Collectible Classic: 1983-1990 Alfa Romeo Spider

Renato Zacchia

Alfa Romeo's popular and accessible sports car, the Spider, was sold in the United States from 1966 until 1994, its long run divided into four series. The early cars, with their distinctive boattail styling, were immortalized as Dustin Hoffman's ride in The Graduate. Generally regarded as the most beautiful iteration of Pininfarina's design, these Spiders also are the most basic in spec, the rarest, and the most expensive. After skipping U.S. exports in 1970 (as it had in '68), Alfa brought back the Spider for 1971, beginning the second series, with a chopped tail and fussy Spica fuel injection for its enlarged 2.0-liter four-cylinder; heavy rubber bumpers arrived for 1975. The next iteration, the '83 to '90 Series 3 models, got a controversial black rubber ducktail rear spoiler, better-integrated bumpers, and (in '86) interior revisions. They enjoy more reliable Bosch fuel injection and available air-conditioning (both of which actually came on board in '82). For the final cars, the 1991-'94 models, the styling was smoothed out, power steering and a driver's air bag were added, and an automatic transmission (!) was optional; they're a bit more powerful but also slightly heavier.

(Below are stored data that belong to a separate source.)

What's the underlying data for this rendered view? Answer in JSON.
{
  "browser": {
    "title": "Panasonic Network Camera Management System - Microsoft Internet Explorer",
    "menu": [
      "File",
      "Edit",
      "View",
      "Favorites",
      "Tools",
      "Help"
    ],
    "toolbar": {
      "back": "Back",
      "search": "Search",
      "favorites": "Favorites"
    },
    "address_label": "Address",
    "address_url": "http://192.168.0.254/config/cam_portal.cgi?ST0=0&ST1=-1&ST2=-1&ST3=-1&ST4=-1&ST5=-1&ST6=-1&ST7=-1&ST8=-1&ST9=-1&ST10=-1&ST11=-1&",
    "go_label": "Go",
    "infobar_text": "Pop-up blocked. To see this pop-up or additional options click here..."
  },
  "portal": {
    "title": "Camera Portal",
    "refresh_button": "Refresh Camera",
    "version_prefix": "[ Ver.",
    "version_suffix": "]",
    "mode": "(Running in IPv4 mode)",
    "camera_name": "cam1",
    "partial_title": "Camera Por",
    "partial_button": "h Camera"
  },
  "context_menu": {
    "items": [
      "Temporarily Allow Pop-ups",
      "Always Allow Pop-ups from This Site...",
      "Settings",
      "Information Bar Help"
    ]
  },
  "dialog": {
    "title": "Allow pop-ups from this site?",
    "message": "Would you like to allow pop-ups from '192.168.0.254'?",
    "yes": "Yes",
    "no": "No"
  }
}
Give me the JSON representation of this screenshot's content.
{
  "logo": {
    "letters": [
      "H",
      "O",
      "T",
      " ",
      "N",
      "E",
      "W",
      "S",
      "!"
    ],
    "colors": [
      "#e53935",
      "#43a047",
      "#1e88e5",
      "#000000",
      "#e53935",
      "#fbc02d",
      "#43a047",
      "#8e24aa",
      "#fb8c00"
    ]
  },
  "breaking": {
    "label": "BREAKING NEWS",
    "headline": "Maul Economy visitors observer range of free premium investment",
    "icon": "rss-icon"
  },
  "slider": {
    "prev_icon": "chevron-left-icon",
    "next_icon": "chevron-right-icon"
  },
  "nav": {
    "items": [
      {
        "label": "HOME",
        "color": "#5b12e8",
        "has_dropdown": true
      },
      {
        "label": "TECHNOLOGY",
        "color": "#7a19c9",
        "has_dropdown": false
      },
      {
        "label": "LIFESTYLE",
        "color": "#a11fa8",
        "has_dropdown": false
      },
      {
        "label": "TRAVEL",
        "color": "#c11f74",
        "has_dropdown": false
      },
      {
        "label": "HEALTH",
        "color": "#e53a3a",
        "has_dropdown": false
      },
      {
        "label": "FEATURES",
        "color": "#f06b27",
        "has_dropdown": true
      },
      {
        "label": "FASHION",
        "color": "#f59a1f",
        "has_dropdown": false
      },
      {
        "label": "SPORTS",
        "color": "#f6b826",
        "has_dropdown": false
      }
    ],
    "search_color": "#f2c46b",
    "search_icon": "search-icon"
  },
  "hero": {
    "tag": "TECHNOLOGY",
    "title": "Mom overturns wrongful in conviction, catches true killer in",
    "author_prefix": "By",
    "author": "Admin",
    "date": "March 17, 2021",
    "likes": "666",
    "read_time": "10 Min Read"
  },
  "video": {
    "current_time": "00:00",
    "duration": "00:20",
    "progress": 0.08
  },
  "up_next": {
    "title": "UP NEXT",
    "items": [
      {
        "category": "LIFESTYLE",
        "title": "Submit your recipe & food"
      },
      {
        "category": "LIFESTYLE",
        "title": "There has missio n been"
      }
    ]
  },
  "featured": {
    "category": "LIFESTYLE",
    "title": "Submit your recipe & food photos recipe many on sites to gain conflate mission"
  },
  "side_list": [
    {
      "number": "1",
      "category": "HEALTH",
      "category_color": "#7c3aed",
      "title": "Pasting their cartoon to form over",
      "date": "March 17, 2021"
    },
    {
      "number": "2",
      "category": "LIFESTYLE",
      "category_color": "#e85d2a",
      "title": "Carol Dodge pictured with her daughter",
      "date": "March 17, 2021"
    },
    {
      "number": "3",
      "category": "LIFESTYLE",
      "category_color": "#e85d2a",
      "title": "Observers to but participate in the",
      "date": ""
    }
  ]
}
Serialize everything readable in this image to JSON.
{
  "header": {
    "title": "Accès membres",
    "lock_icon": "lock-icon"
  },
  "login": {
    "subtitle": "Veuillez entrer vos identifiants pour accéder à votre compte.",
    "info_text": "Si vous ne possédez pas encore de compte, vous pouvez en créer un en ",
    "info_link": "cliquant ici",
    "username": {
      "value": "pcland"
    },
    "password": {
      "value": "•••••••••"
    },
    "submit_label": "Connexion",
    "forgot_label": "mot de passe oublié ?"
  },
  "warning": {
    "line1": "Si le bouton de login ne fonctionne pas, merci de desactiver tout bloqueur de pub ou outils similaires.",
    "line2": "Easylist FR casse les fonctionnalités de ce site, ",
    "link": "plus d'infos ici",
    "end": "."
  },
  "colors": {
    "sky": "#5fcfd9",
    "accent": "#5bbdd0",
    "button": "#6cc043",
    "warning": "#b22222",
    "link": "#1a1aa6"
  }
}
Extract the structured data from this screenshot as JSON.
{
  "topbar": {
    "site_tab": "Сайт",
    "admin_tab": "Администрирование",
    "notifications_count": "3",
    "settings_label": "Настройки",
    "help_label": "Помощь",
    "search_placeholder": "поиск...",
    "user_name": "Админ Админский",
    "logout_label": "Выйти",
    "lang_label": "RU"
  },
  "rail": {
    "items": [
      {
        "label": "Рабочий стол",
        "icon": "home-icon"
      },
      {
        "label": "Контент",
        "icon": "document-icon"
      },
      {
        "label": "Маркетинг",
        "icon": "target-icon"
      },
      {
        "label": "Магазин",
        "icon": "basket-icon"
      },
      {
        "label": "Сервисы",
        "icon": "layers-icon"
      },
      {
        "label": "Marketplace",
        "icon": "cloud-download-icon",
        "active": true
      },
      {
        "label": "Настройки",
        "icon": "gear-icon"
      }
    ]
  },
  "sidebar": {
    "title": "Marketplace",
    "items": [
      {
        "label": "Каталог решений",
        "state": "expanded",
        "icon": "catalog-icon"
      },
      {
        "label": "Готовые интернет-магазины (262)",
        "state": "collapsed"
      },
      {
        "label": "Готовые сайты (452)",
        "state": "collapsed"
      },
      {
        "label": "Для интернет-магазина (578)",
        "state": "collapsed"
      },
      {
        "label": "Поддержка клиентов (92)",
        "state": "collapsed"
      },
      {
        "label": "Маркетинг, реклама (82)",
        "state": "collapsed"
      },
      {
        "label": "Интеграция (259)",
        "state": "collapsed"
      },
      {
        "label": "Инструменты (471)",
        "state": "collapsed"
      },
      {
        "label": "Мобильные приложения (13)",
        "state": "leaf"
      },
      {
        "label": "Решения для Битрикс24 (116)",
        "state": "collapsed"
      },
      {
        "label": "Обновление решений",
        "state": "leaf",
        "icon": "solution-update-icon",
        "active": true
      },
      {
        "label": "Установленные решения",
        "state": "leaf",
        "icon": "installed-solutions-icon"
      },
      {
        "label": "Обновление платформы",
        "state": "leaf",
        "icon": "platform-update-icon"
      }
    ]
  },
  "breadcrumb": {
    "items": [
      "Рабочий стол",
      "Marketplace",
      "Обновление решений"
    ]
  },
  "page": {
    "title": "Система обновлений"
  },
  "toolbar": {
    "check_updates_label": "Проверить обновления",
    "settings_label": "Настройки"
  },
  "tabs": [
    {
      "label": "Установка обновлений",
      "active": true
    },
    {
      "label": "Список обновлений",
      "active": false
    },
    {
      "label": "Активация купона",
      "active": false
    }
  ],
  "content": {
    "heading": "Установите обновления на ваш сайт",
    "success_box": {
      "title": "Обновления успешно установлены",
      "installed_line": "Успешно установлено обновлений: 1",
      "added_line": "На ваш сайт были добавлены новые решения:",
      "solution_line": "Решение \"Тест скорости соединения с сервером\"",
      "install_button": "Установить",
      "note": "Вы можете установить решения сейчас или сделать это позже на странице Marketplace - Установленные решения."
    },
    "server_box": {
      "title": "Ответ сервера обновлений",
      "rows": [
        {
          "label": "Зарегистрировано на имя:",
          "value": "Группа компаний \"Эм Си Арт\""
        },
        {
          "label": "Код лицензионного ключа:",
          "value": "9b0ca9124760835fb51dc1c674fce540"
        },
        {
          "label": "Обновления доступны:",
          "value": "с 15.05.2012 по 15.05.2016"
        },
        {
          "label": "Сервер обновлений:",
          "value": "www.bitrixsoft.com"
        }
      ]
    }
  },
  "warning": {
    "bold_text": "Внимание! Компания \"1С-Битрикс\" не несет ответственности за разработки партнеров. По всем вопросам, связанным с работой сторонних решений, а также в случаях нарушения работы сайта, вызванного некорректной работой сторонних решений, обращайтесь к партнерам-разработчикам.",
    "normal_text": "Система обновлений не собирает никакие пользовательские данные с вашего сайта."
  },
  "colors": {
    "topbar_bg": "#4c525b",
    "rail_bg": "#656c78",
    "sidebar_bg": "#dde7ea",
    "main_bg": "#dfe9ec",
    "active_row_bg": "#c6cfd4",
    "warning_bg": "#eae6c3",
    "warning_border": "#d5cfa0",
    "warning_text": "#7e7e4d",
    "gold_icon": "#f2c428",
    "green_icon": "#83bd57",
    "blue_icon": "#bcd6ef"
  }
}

Each era has its fans, but the Series 3 cars sit at a happy convergence of availability, affordability, and usability. Production peaked in 1986, and because Spiders were often used as fair-weather cars, there are plenty still around, even in the Snow Belt.

For most of the Series 3 years, Spiders were sold in three trim levels: the basic Graduate (steel wheels, vinyl seats, crank windows), the more deluxe Veloce (leather upholstery, power windows and mirrors, aluminum wheels, air-conditioning), and the flashy Quadrifoglio (two-tone interior with gray leather and red carpets, side skirts, removable hard top). Mechanically, the three versions are identical, with a 2.0-liter four-cylinder rated at 115 hp (120 hp in 1990), a five-speed manual transmission, and four disc brakes.

"This is my favorite Spider," says Enrique Zuniga, owner of the 1984 Spider Veloce you see in these pictures. "It has the right combination of classic cosmetics and modern mechanicals." Zuniga has a pretty sound basis of knowledge, being a director of the Alfa Romeo Owners Club (www.aroc-usa.org) and also having owned Spiders since 1975, when he bought his first one as a college student. Today, among the seven Alfas he owns are three Spiders.